高36期 宮地 充子

高36期

宮地 充子

-大阪大学大学院 工学研究科 教授-

2020/10/20

生野高校創立100周年おめでとうございます。母校の100周年創立記念に寄稿できることを本当にうれしく思います。今一度、生野高校の掲げる至誠の意味を高校3年間から振り返ってみようと思います。私が生野高校に通った時期は、大阪府の高校は9学区制に分割され、生野高校は第7学区のトップ校でした。河内長野市に住んでいましたので、松原市にある生野高校は物理的に遠く、未知の高校に入学することにわくわくしたことを今でも覚えています。
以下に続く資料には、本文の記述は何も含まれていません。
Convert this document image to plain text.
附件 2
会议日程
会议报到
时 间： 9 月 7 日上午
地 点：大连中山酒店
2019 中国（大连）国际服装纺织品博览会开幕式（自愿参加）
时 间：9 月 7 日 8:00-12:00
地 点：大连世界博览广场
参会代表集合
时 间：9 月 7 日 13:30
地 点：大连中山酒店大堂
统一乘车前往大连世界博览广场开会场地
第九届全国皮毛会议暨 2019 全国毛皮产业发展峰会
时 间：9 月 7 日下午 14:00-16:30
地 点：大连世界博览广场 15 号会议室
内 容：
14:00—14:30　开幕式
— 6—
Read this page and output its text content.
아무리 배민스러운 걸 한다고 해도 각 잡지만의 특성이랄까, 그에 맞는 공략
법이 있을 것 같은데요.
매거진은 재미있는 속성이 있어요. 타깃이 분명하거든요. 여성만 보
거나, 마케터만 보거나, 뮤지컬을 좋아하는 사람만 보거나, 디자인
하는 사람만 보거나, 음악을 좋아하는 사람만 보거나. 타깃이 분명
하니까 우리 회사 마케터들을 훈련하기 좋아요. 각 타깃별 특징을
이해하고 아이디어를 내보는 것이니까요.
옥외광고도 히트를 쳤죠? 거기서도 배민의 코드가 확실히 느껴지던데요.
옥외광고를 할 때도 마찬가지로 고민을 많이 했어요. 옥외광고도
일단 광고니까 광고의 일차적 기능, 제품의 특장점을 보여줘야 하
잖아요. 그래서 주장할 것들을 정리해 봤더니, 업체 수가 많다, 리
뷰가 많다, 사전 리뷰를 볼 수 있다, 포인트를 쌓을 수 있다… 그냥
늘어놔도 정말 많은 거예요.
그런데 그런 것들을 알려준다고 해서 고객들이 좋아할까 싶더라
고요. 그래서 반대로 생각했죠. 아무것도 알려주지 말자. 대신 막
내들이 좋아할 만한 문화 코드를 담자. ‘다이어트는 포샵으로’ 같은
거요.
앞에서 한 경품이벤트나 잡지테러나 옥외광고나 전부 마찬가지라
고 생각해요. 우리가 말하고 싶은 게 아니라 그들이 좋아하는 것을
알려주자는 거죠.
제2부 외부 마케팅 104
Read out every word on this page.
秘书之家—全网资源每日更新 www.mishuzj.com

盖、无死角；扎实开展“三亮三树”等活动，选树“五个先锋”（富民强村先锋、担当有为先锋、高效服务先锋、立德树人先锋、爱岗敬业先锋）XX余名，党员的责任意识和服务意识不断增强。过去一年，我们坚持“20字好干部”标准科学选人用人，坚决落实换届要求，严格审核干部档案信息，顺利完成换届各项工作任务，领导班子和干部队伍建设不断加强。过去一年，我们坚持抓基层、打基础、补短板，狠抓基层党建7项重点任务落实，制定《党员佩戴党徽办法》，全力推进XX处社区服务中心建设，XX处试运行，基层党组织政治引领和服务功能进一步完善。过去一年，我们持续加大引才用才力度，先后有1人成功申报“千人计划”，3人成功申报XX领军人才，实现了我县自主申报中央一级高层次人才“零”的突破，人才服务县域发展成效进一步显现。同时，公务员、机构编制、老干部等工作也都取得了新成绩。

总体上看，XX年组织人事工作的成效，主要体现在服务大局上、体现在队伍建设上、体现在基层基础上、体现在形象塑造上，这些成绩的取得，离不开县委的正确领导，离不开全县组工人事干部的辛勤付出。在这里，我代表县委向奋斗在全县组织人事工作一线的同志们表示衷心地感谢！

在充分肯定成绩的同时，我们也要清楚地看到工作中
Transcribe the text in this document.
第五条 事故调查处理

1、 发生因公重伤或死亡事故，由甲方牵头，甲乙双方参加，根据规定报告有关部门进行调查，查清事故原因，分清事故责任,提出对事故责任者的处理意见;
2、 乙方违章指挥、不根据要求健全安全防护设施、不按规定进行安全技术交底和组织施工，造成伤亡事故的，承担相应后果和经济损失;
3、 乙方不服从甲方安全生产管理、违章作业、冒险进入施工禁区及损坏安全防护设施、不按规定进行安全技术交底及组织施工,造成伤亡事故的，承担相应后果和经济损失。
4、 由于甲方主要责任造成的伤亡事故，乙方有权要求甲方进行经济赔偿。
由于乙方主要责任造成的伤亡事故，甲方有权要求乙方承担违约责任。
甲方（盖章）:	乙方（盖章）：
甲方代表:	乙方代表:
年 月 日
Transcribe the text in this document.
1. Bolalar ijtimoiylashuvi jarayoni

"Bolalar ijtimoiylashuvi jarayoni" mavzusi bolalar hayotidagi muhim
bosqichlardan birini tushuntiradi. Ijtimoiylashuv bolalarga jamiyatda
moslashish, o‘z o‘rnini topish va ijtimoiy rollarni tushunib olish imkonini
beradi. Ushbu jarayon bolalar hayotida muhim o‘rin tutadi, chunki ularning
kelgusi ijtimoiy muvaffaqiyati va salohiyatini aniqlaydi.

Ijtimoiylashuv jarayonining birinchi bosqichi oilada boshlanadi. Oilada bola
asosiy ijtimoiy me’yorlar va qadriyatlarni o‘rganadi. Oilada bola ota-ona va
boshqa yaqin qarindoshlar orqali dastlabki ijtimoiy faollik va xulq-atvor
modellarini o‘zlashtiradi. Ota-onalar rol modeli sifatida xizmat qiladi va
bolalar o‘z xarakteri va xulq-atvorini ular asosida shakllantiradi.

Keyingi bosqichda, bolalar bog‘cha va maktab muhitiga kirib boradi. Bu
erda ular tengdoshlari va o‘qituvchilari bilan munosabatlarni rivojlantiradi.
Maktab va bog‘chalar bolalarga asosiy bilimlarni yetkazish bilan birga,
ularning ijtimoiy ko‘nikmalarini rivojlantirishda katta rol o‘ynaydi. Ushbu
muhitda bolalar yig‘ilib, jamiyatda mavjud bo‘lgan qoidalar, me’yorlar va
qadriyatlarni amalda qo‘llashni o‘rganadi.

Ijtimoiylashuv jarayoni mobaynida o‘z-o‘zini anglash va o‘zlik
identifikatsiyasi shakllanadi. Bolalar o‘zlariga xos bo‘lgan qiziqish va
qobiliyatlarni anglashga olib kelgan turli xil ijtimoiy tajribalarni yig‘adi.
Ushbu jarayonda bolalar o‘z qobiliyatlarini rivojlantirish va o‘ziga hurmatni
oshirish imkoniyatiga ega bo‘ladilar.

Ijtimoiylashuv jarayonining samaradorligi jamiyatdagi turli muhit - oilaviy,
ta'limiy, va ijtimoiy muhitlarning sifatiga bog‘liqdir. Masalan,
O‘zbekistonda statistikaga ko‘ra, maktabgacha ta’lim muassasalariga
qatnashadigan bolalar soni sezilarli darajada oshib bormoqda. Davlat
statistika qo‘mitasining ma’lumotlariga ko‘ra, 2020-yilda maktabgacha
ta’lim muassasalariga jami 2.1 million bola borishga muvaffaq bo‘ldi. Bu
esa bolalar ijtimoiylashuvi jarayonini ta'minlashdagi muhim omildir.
初めての電車通学(約1時間)、各地から来る学生(第7学区は広く、河内長野で乗り換えて、狭山に向かう学生もいました)との交流、なぎなた(体育)、エスペラント語(数学の余談)、工芸など、様々な初めての学問に触れ、広がった世界に毎日が躍動していたことを思い出します。入試のために学ぶのではなく、学問の意義、大切さも学びました。私は理系でしたので、高校3年では共通一次試験が終わると、日本史は二次試験の科目から外れますが、センター試験後も、日本史の授業では戦後史が詳細に教えられます。私は2次試験に向けて余裕がない中で、戦後史の授業を学んだことを覚えています。生野高校時代の多感な毎日の中で、私は今の職業にもつながる進路決定をしました。何となく数学好きで過ごしていた私が、理学部数学科への進学を決めたのは高校3年生の時でした。流行の就職先を意識して学科を選ぶ友達も多く、私もかなり悩みました。「私は何になりたいのか?」。最終的には、「時代はこれからも変わる、時代が変わっても生きていけるように、今は好きな数学をもっと勉強しよう」。無事に大阪大学理学部数学科に入学しました。学部時代に教職課程も修了し、大学院時代に生野高校に数学の非常勤講師として戻ることになります。塾ではなく、予備校でもなく、家庭教師でもない、高校での数学の指導は教育とはどうあるべきか、生野高校の先生方がどのように教えているのかを学ぶ機会になりました。学生に寄り添った教育は生野高校での非常勤講師の時代に培われたように思います。在校生の皆様はコロナ共生時代の到来とともに、変わりゆく時代を経験していると思います。コロナがなくても、世の中は変わっていきます。鴨長明の「方丈記」にも「ゆく川の流れは絶えずして、しかももとの水にあらず」と記載されているように、森羅万象は無常です。では変わらないものは何か?それが「至誠」の精神だと思います。至誠の実践は2つあると思います。第一に、生野高校で実施される講義や行事は精一杯参加して、吸収することです。講義や行事は、これから皆さんが生きていく糧となる知識や行動の習得を目的として組まれています。それは大学入試という近い目標ではありません。第二に、友達や先生との関係の中で、自分と異なる考えや行動を受け入れられる多様性を身につけることです。理論的に人はみんな違うことを知っていますが、実践的にそれを行動に移しているか?というとそれほど簡単ではありません。多数決で物事を1つに決めることに慣れると、多様な考え方を受け入れる許容性が減るように思います。“It is not the strongest of the species that survives, nor the most intelligent that survives. It is the one that is most adaptable to change.”はダーウィンの言葉です。社会全体としてとらえると、多様な考えを許容できる社会が変化の時代にも生き残れるとも考えられます。皆さんが、これから、生野高校で学んだ様々な経験をもとに輝き続けられる人生を進められることを期待しています。最後になりますが、生野高校の同窓生として、これからも生野高校が発展していくことを心からお祈りします。また、各種100周年記念行事を実施して頂きました生野高校関係者の皆様に心からお礼を申し上げます。


Profile
宮地 充子


生野高校卒業後、大阪大学理学部数学科入学。大阪大学大学院理学研究科数学専攻時代に生野高校非常勤講師。大阪大学大学院理学研究科数学専攻修了後、パナソニック(株)に入社。北陸先端科学技術大学院大学・准教授、教授を経て、現在、大阪大学大学院工学研究科教授。独立行政法人 情報処理推進機構 監事を兼務。情報セキュリティ、プライバシの研究・教育及びセキュリティ技術の国際標準化に従事。2014年度文部科学大臣表彰 科学技術賞 研究部門、2017年電子情報通信学会マイルストーン他受賞。